Carneiro Gustavo, Chan Antoni B, Moreno Pedro J, Vasconcelos Nuno
Integrated Data Systems Department, Siemens Corporate Research, Princeton, NJ 08540, USA.
IEEE Trans Pattern Anal Mach Intell. 2007 Mar;29(3):394-410. doi: 10.1109/TPAMI.2007.61.
A probabilistic formulation for semantic image annotation and retrieval is proposed. Annotation and retrieval are posed as classification problems where each class is defined as the group of database images labeled with a common semantic label. It is shown that, by establishing this one-to-one correspondence between semantic labels and semantic classes, a minimum probability of error annotation and retrieval are feasible with algorithms that are 1) conceptually simple, 2) computationally efficient, and 3) do not require prior semantic segmentation of training images.
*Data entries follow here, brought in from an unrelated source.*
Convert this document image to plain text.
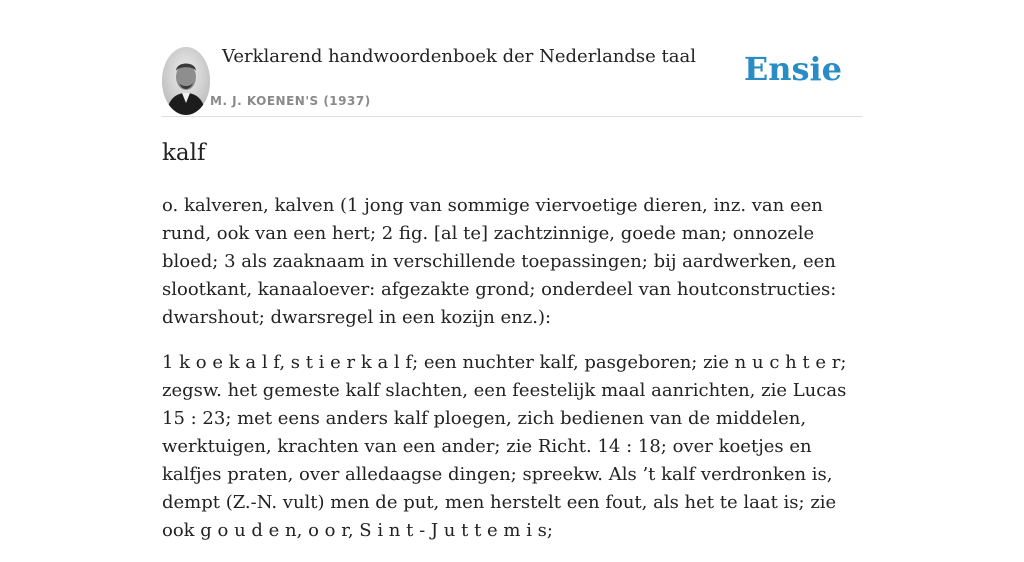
Verklarend handwoordenboek der Nederlandse taal
M. J. KOENEN'S (1937)
Ensie
kalf

o. kalveren, kalven (1 jong van sommige viervoetige dieren, inz. van een rund, ook van een hert; 2 fig. [al te] zachtzinnige, goede man; onnozele bloed; 3 als zaaknaam in verschillende toepassingen; bij aardwerken, een slootkant, kanaaloever: afgezakte grond; onderdeel van houtconstructies: dwarshout; dwarsregel in een kozijn enz.):

1 k o e k a l f, s t i e r k a l f; een nuchter kalf, pasgeboren; zie n u c h t e r; zegsw. het gemeste kalf slachten, een feestelijk maal aanrichten, zie Lucas 15 : 23; met eens anders kalf ploegen, zich bedienen van de middelen, werktuigen, krachten van een ander; zie Richt. 14 : 18; over koetjes en kalfjes praten, over alledaagse dingen; spreekw. Als ’t kalf verdronken is, dempt (Z.-N. vult) men de put, men herstelt een fout, als het te laat is; zie ook g o u d e n, o o r, S i n t - J u t t e m i s;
In particular, images are represented as bags of localized feature vectors, a mixture density estimated for each image, and the mixtures associated with all images annotated with a common semantic label pooled into a density estimate for the corresponding semantic class. This pooling is justified by a multiple instance learning argument and performed efficiently with a hierarchical extension of expectation-maximization. The benefits of the supervised formulation over the more complex, and currently popular, joint modeling of semantic label and visual feature distributions are illustrated through theoretical arguments and extensive experiments. The supervised formulation is shown to achieve higher accuracy than various previously published methods at a fraction of their computational cost. Finally, the proposed method is shown to be fairly robust to parameter tuning.
提出了一种用于语义图像标注和检索的概率公式。标注和检索被视为分类问题,其中每个类别被定义为用共同语义标签标记的数据库图像组。结果表明,通过在语义标签和语义类别之间建立这种一一对应关系,使用以下算法可以实现最小错误概率的标注和检索:1)概念简单;2)计算效率高;3)不需要对训练图像进行先验语义分割。具体而言,图像被表示为局部特征向量包,为每个图像估计混合密度,并且将与用共同语义标签标注的所有图像相关联的混合合并为对应语义类别的密度估计。这种合并通过多实例学习论证得到证明,并通过期望最大化的分层扩展有效地执行。通过理论论证和大量实验说明了监督公式相对于更复杂且当前流行的语义标签和视觉特征分布联合建模的优势。结果表明,监督公式在计算成本仅为各种先前发表方法的一小部分的情况下,能够实现更高的准确率。最后,所提出的方法被证明对参数调整相当稳健。